After 2015, Mr Patterson, Ms Bhudia, Mr Smith, and Mr Preston transferred the shares in their Varengold Bank vehicles, or parent companies, to entities controlled by Sanjay Shah. Mr Jain, and also former defendants Messrs Barac, Lui, Priyan Shah and O’Callaghan, resisted subsequent attempts by Sanjay Shah to obtain ‘their’ Varengold Bank shares. They were identified in an October 2016 note by Greg Nixon, a lawyer at Elysium Dubai, as “hostile” shareholders, apart from Mr Jain whom he identified as “non-hostile”, meaning that at that time Mr Jain was not yet pretending that he did not hold his Varengold Bank shares for the benefit of Sanjay Shah. The later refusals to transfer Varengold Bank shares to Sanjay Shah, or to his order, does not disprove that they were supposed to be being held as nominees for him.
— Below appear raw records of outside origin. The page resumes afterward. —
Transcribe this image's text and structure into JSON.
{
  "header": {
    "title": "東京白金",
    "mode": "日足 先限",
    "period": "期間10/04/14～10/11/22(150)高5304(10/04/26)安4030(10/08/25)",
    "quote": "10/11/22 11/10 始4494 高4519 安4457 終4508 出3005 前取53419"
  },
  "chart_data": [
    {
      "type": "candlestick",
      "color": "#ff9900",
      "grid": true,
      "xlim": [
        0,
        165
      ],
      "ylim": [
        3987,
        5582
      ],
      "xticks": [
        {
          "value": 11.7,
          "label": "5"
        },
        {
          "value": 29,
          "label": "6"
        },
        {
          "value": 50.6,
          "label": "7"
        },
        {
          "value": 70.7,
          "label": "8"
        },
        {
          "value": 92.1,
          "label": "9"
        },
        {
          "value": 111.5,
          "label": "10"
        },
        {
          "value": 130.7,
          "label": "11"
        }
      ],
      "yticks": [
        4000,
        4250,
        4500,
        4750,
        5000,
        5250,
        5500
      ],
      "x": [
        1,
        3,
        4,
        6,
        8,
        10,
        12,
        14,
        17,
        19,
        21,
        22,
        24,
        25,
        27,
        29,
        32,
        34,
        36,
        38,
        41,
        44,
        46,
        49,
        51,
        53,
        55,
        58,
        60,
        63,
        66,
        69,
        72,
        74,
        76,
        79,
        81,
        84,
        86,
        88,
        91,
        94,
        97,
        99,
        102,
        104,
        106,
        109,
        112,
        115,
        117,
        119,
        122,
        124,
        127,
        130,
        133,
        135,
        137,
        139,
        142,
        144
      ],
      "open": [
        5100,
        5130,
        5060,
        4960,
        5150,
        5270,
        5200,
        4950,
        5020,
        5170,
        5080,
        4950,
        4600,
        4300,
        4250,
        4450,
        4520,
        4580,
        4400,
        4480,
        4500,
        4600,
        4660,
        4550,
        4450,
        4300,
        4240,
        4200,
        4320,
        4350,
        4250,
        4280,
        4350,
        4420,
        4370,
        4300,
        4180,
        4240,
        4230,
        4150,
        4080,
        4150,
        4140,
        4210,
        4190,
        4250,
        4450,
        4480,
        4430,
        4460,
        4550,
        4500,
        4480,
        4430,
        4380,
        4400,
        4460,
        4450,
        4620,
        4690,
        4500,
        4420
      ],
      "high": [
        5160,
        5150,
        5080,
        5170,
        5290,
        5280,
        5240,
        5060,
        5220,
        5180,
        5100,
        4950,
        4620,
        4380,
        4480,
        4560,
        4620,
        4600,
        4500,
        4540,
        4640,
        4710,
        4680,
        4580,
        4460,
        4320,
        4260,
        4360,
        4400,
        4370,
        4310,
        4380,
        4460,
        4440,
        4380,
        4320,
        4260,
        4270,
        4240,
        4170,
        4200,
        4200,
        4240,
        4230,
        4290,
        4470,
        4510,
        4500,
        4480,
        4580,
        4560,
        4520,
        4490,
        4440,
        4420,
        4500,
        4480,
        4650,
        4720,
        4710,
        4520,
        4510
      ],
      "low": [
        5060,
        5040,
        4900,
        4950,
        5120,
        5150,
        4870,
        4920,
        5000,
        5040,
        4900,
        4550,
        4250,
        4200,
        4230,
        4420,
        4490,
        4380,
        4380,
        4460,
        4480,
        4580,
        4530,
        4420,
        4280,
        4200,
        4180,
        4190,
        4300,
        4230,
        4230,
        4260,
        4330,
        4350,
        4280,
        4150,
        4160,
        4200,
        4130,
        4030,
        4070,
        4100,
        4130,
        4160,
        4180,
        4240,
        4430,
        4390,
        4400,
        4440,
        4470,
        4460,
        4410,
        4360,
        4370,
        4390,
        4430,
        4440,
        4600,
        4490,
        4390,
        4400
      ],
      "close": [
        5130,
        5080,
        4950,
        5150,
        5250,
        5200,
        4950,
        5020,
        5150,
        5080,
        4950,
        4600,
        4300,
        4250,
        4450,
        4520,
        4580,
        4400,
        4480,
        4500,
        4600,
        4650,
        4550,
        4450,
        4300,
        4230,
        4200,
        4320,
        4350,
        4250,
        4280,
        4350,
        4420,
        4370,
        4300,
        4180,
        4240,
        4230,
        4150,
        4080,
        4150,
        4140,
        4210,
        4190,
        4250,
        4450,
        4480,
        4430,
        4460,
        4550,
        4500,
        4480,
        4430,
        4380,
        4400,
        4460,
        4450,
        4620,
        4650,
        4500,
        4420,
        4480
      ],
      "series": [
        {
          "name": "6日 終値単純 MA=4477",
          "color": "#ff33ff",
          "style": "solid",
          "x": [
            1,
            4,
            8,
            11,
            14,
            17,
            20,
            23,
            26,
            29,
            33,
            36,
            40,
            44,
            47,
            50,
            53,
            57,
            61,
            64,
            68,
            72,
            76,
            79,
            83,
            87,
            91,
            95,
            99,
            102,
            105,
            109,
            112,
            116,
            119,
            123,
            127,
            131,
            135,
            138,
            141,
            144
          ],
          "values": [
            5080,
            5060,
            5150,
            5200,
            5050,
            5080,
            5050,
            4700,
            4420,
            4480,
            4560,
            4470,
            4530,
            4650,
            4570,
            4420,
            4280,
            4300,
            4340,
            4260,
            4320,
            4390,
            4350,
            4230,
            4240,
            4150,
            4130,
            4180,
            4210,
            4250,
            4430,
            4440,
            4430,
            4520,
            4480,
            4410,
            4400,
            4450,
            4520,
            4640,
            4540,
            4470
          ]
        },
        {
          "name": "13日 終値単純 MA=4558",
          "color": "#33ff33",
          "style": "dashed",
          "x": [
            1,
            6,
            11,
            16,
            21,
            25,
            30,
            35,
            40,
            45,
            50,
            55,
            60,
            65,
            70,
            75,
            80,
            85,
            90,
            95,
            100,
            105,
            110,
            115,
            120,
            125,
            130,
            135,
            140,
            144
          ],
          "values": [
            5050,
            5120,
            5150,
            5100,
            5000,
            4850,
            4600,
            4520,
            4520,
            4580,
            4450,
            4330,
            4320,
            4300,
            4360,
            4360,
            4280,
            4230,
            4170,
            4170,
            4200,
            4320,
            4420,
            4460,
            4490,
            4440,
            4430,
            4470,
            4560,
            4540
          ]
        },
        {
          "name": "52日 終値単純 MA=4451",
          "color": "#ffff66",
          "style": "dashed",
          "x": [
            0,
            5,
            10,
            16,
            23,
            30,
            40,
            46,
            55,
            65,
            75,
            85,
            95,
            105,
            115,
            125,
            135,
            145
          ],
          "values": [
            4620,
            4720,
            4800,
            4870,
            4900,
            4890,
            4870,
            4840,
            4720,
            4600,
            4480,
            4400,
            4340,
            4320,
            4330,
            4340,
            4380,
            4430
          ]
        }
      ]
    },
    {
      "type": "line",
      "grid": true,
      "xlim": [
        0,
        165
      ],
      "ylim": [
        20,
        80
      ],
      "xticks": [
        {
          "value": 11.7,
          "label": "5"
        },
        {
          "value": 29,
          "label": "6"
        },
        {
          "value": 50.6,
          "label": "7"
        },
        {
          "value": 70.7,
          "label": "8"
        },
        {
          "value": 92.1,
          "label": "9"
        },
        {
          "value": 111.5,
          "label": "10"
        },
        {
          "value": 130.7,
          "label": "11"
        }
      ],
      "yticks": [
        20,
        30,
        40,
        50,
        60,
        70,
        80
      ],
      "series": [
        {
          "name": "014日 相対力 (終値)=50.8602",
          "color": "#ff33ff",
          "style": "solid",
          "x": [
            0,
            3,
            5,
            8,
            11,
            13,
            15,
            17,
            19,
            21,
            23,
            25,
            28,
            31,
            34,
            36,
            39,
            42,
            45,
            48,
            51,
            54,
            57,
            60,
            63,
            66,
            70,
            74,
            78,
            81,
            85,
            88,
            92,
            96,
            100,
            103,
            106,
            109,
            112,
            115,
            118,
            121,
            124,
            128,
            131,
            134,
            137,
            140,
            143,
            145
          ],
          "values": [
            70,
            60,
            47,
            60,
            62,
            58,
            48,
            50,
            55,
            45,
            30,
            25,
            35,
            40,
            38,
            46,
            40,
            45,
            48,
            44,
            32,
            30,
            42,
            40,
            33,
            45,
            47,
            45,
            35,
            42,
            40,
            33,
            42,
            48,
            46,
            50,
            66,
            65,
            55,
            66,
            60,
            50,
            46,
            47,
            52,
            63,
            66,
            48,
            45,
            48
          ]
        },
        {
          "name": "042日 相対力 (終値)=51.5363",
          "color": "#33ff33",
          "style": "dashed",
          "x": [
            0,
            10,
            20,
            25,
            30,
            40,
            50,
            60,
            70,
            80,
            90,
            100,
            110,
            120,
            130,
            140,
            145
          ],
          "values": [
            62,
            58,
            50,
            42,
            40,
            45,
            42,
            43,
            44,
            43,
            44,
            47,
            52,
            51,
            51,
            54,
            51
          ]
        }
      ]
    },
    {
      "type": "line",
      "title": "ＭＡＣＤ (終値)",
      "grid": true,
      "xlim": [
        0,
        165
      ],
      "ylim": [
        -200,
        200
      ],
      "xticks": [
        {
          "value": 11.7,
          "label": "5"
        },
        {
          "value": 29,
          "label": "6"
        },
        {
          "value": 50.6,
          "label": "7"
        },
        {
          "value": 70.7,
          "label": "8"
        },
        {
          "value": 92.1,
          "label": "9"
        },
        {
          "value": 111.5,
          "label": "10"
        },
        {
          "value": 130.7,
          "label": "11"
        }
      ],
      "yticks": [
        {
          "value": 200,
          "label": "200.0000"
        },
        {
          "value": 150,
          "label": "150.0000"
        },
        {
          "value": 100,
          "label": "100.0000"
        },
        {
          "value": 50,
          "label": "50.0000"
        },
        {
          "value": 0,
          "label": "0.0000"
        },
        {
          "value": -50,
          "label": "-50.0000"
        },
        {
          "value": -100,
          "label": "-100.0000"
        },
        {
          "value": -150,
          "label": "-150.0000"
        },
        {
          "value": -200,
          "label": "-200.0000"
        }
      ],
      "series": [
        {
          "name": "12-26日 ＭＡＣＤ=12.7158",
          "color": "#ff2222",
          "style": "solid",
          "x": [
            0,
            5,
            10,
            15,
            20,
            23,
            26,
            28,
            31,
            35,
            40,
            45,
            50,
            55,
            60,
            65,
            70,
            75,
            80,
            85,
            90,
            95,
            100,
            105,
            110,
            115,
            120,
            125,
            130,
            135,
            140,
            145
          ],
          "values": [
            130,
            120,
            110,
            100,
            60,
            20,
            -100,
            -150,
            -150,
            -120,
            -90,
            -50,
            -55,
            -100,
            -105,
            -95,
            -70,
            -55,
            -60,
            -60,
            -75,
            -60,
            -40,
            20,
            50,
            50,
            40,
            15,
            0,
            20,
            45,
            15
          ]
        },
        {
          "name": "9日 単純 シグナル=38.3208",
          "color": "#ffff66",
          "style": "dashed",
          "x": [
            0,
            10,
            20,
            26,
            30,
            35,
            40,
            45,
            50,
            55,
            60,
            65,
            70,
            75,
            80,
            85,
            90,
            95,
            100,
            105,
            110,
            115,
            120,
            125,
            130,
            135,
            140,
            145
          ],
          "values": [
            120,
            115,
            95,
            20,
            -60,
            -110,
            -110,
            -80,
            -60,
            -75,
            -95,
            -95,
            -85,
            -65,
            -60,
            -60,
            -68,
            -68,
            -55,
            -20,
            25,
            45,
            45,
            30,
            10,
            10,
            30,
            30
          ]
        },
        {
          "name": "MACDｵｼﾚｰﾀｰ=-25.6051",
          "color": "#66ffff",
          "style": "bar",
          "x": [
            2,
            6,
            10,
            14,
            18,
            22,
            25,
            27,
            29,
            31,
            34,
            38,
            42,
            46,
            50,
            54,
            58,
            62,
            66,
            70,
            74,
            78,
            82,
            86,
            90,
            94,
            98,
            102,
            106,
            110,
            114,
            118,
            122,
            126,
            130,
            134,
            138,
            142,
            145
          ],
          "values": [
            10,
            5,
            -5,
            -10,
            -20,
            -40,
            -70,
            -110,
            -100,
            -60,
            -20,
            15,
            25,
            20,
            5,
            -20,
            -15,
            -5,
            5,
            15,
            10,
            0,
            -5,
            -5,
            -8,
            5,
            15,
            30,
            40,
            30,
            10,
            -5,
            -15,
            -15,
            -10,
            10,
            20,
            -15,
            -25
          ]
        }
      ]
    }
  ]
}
By that time, Solo had been the subject of publicly reported raids, and those “hostile” shareholders may well have considered that it was not in their interests to admit involvement in what had been a dishonest scheme by which Sanjay Shah took effective control of Varengold Bank.

247.

The funding of the Varengold Bank share acquisitions by the companies of Mr Lui, Mr Jain, Mr Barac and Messrs Priyan Shah and O’Callaghan was never repaid, and their shares were later transferred to SKAT pursuant to proceedings brought in Germany by a prosecution authority in the context of an investigation into the Varengold Bank acquisition as possible money laundering.